A significant proportion of patients (36.2%) discontinued AI therapy before completion of the recommended course. This analysis showed that being bothered by treatment side effects at baseline was associated with higher risk of early treatment discontinuation. Factors contributing to bother by treatment side effects at baseline included prior chemotherapy, prior radiation therapy, and the number of current medications. This suggests that a patient’s pre-treatment disposition and prior treatment experiences should be taken into account when initiating AI therapy to identify patients who may be prone to difficulties with tolerability of treatment. Patients experiencing greater symptom burden from prior cancer therapies, compounded by medications for comorbid conditions, are at greater risk for ‘treatment fatigue’ when faced with 5 years of AI therapy. In discontinuing treatment early, these patients are unable to gain maximum benefit from therapy and may benefit from efforts to bolster AI adherence. An analysis of aggregated PRO data across four cancer clinical trials found that this same item from the FACT, “I am bothered by side effects of treatment” was correlated with clinician-rated adverse events and patients’ overall enjoyment of life [25]. Taken together, these findings indicate this single item may provide value at the start of therapy in identifying patients at risk for treatment non-adherence.

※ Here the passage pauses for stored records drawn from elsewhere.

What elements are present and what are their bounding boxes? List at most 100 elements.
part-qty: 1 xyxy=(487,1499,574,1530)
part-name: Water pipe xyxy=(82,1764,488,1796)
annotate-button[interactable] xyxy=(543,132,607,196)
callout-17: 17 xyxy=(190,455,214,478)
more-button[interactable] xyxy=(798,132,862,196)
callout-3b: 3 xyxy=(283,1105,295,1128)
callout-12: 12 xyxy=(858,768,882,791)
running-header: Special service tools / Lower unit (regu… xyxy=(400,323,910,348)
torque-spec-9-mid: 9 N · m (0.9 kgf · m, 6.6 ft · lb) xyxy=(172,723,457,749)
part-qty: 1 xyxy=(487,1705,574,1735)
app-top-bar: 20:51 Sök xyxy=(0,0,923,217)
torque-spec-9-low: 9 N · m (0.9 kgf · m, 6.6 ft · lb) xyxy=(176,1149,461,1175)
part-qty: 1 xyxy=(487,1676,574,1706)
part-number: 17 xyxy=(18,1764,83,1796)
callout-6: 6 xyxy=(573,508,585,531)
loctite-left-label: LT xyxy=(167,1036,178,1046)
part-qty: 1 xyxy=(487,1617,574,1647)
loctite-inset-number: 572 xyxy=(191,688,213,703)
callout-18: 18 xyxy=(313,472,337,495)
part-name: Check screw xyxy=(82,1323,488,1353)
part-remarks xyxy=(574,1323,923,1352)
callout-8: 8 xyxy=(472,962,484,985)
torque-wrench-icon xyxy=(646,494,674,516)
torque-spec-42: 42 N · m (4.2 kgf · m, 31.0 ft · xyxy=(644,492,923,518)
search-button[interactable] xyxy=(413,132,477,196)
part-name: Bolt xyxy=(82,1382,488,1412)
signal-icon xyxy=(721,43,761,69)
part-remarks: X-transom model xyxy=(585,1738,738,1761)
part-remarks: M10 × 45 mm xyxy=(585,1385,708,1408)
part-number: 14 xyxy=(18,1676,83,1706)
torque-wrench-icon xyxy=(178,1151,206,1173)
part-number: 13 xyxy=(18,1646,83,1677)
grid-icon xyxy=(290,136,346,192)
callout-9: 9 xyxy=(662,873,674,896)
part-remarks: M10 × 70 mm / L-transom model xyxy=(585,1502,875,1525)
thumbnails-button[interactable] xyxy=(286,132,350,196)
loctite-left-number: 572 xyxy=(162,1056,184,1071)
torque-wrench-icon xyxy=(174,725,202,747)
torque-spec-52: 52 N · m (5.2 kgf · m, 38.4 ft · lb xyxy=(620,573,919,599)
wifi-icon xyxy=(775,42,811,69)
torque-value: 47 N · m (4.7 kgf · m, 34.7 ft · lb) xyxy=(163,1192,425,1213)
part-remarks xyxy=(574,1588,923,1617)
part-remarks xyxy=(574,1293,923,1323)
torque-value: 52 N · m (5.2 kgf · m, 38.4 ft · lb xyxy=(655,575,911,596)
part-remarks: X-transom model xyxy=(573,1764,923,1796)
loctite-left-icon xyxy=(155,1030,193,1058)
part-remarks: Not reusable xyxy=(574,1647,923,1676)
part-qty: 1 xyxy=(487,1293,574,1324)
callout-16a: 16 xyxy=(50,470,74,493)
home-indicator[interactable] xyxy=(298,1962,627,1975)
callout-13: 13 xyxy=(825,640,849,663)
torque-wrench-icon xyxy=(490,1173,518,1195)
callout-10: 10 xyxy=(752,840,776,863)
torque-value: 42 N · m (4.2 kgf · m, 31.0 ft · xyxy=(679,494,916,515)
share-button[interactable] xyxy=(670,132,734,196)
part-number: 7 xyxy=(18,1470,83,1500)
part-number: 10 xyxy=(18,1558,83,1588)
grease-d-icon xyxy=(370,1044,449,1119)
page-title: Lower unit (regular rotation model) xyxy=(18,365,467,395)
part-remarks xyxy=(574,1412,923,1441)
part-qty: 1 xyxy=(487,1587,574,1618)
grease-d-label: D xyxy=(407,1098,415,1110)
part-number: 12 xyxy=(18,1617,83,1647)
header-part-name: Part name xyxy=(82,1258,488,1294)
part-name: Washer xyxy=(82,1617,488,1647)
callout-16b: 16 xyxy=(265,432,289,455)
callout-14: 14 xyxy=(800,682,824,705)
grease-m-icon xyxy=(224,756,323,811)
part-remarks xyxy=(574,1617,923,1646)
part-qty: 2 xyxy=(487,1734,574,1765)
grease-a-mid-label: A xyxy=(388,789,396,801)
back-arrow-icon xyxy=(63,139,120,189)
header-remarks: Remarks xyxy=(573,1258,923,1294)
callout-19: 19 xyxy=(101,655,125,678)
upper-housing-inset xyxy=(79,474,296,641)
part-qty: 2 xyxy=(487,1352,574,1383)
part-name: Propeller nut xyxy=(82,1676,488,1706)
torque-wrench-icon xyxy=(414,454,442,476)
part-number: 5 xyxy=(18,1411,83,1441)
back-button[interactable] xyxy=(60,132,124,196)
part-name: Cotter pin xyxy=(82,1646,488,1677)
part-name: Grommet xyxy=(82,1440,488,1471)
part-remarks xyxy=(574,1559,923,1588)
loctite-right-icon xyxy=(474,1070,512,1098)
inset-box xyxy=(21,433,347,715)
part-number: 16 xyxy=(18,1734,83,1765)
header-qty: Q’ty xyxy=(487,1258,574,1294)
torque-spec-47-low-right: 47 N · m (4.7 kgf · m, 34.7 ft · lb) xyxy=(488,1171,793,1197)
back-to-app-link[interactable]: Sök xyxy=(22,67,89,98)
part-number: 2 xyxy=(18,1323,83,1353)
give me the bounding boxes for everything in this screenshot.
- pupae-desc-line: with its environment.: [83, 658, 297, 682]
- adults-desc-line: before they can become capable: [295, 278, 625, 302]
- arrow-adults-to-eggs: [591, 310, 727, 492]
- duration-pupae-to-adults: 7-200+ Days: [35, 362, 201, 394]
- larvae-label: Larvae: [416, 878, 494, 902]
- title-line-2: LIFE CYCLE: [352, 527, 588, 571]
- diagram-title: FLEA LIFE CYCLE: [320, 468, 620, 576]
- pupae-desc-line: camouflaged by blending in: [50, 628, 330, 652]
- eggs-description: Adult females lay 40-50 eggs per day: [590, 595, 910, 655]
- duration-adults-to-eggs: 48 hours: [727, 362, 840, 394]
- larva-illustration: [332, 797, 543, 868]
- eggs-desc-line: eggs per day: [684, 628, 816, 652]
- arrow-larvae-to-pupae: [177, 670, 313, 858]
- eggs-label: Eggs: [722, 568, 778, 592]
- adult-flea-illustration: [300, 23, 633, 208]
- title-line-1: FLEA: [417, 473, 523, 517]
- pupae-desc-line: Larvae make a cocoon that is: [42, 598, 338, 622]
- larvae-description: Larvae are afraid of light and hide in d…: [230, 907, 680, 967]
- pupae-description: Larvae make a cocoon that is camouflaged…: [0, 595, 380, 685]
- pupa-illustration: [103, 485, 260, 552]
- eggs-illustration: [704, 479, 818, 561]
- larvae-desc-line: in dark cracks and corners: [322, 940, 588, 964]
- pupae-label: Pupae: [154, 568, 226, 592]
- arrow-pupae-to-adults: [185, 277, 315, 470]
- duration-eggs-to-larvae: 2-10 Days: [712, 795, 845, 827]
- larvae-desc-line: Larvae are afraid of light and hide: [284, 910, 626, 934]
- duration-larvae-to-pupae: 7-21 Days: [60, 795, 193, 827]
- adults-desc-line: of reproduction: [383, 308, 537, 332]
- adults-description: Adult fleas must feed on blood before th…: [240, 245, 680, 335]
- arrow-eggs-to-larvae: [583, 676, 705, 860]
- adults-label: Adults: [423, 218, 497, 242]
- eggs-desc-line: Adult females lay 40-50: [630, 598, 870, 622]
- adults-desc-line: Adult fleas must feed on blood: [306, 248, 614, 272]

The questionnaire completion rate was excellent for this study. There were relatively few patients lost to attrition due to death or progressive disease in both treatment arms, which indicates that missing data therefore did not pose a serious problem for comparisons between the two treatment arms in this study. The lognormal survival models provided supportive evidence for this assertion. Limitations of this study included the challenges inherent to interpreting symptoms as treatment-related, particularly for complex, multifactorial symptoms (e.g., fatigue) and the use of single items to assess domains of interest. There was a difference in allocation to anastrozole and exemestane arms, although results by treatment arm were comparable.

In conclusion, treatment-related symptoms and health-related quality of life were comparable among postmenopausal women with hormone receptor-positive breast cancer who received anastrozole or exemestane. Patient-reported bother with side effects of prior therapy and concurrent medications, assessed at the time of initiating AI treatment, may signal risk for subsequent early discontinuation of AI therapy.